Pretty cool speakers. I was hoping to win them for my bedroom. I'm sure you will find a nice place for them. Congrats.


----------



## Jason1976

*Re: Axiom M3 v3 Speaker Giveaway*

I went to unbox the speakers today to find out they are broken. It's just the name tags on the grills that are broken. The M at the end of each name tag is broken  

see the M by itself on the speaker it looks like it says Axioi with the way the M is broken

I called Axiom and they are sending me two logos for the grills. I guess I should finish hooking them up to make sure they are working ok. I wasnt sure If they would want me to ship them back or what. I didn't want to unpack them more if i had to send them back. I will soon let you guys know what i think of these speakers. I'm trying to find a place to mount them. I have old plaster walls. The screws should work good with the backer board. But I am thinking If i had dry wall walls It would of been nice it they came with some wall anchors. It has a template that goes on the wall for mounting. I wish it was a larger template that was the size of the speaker. It would give me an idea of were the bottom of the speaker would be and the top of the speaker. I like how the speaker grills have magnits without holes. It makes the speakers look nice and clean with the grills removed. They also have a nice finish. One thing I wish they had is oiled rubbed veneer, But they are still nice. To me speakers with real veneer look more high end then plastic veneers. They look to be well built. I was looking at the grills and there is no support behind the m on the logos. I think thats why both of mine are broken. The rest of the name tag has something behind the letters. I think it would only take a little more plastic to make it solid behind the M's I think mine would of been ok if they would of been solid.


----------



## mjcmt

*Re: Axiom M3 v3 Speaker Giveaway*



Jason1976 said:


> I have old plaster walls. The screws should work good with the backer board. But I am thinking If i had dry wall walls It would of been nice it they came with some wall anchors.
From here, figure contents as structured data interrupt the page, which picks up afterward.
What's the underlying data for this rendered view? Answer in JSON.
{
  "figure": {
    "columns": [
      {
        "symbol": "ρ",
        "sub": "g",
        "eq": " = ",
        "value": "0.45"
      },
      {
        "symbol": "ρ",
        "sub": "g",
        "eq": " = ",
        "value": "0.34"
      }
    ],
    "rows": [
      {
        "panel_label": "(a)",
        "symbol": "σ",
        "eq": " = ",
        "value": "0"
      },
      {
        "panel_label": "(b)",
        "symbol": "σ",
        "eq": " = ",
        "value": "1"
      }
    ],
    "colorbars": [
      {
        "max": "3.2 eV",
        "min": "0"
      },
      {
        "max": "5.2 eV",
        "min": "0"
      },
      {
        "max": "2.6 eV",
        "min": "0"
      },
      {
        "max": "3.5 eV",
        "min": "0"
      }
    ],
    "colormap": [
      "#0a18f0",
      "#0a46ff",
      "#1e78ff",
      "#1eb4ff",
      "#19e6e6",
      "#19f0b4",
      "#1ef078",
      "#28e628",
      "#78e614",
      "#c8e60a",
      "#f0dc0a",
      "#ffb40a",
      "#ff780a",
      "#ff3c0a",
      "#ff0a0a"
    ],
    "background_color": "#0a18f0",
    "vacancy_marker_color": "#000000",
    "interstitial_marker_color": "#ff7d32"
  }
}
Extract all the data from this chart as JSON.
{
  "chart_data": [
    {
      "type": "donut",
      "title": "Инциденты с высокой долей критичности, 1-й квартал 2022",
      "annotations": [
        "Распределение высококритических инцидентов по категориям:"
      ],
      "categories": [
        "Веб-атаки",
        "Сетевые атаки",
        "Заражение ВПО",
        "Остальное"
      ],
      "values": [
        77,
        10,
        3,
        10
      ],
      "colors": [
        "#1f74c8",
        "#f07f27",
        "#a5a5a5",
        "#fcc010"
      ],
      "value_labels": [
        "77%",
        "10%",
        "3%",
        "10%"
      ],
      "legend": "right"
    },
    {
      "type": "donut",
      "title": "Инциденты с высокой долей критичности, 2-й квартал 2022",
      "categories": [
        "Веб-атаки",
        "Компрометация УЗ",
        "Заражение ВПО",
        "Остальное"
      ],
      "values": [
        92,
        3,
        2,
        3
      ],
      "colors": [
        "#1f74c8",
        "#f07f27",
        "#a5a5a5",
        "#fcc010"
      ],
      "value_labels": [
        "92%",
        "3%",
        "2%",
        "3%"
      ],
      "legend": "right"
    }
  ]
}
Cheap plastic anchors work fine for plaster on lath and will easily hold the speaker wall mount. I've used the red, gray, and blue variety into plaster using black drywall screws to mount a variety of material with superb gripping results. If you have wood lath behind the plaster you have a high probability of hitting it using 2" course thread D/W screws and the ones that miss the lath you can use anchors. Good luck.

Here is an article on a variety of anchors, which you may already know.
http://www.athomealterations.com/2010/09/wall-hangings-using-screws.html


----------



## dougc

*Re: Axiom M3 v3 Speaker Giveaway*

Did you get them installed or at least had a listen yet Jason? How do they sound?!


----------



## bambino

*Re: Axiom M3 v3 Speaker Giveaway*

Congrats on the big win guys, enjoy!:sn:


----------



## Jason1976

*Re: Axiom M3 v3 Speaker Giveaway*



dougc said:


> Did you get them installed or at least had a listen yet Jason? How do they sound?!


I like the sound of them. I 'm useing them as rear surround speakers. Did you get yours dougc?


----------



## dougc

*Re: Axiom M3 v3 Speaker Giveaway*

I haven't received them yet, but it was a week until I realized that I was a winner, so I'm a couple of weeks behind you. I'm thinking of using them as the fronts of my surround or for our formal living room, which has no audio setup at this time.


----------



## dougc

I received my speakers and I am surprised at how big they sound for such little enclosures. I replaced my front surrounds with these (for now) and gave them a listen with some music on Pandora and Inception on blue ray. I have a small, vaulted-ceiling living room that is my HT room which has several doorways and many other undesireable aspects for a HT. All of the surrounds are in the corners with the main speakers next to the TV. The Axioms were a bit of a pain to mount, but once up, they look great and fit securely in their little brackets, which are also the wiring terminals. The bass from these is surprisingly deep and punchy. I think that the corner placement helps enhance the bass due to corner loading. Compared to my mains, they miss something in the middle, but my center channel picks the mids up and makes for a very nice sound for my little 5.1 system. They have the metal tweeters which have a metallic sound, which is not my favorite, but then again, all of my speakers work well together and addition of the Axioms makes it all sound better. I think the plan will be to mount my DIY wall mounted mains in the front corners and use the Axioms in the rear since the Axioms sound so much better than what I had for surrounds. But that is a different story...

Anyways, thanks for the amazing gift HTS!!!


----------



## Jason1976

your photos looked like a pro took them.


----------



## dougc

Thanks, but my only pro card is in professional Guinness Guzzling


----------



## Jason1976

dougc said:


> Thanks, but my only pro card is in professional Guinness Guzzling


I think they came out better then axiom has on their web page. I think they should send you more speakers so you can review them and take more great photos.


----------



## dougc

I agree! Four of these would be solid.


----------



## SongJohn

Those speakers are incredibly beautiful. I'm also incredibly jealous.


----------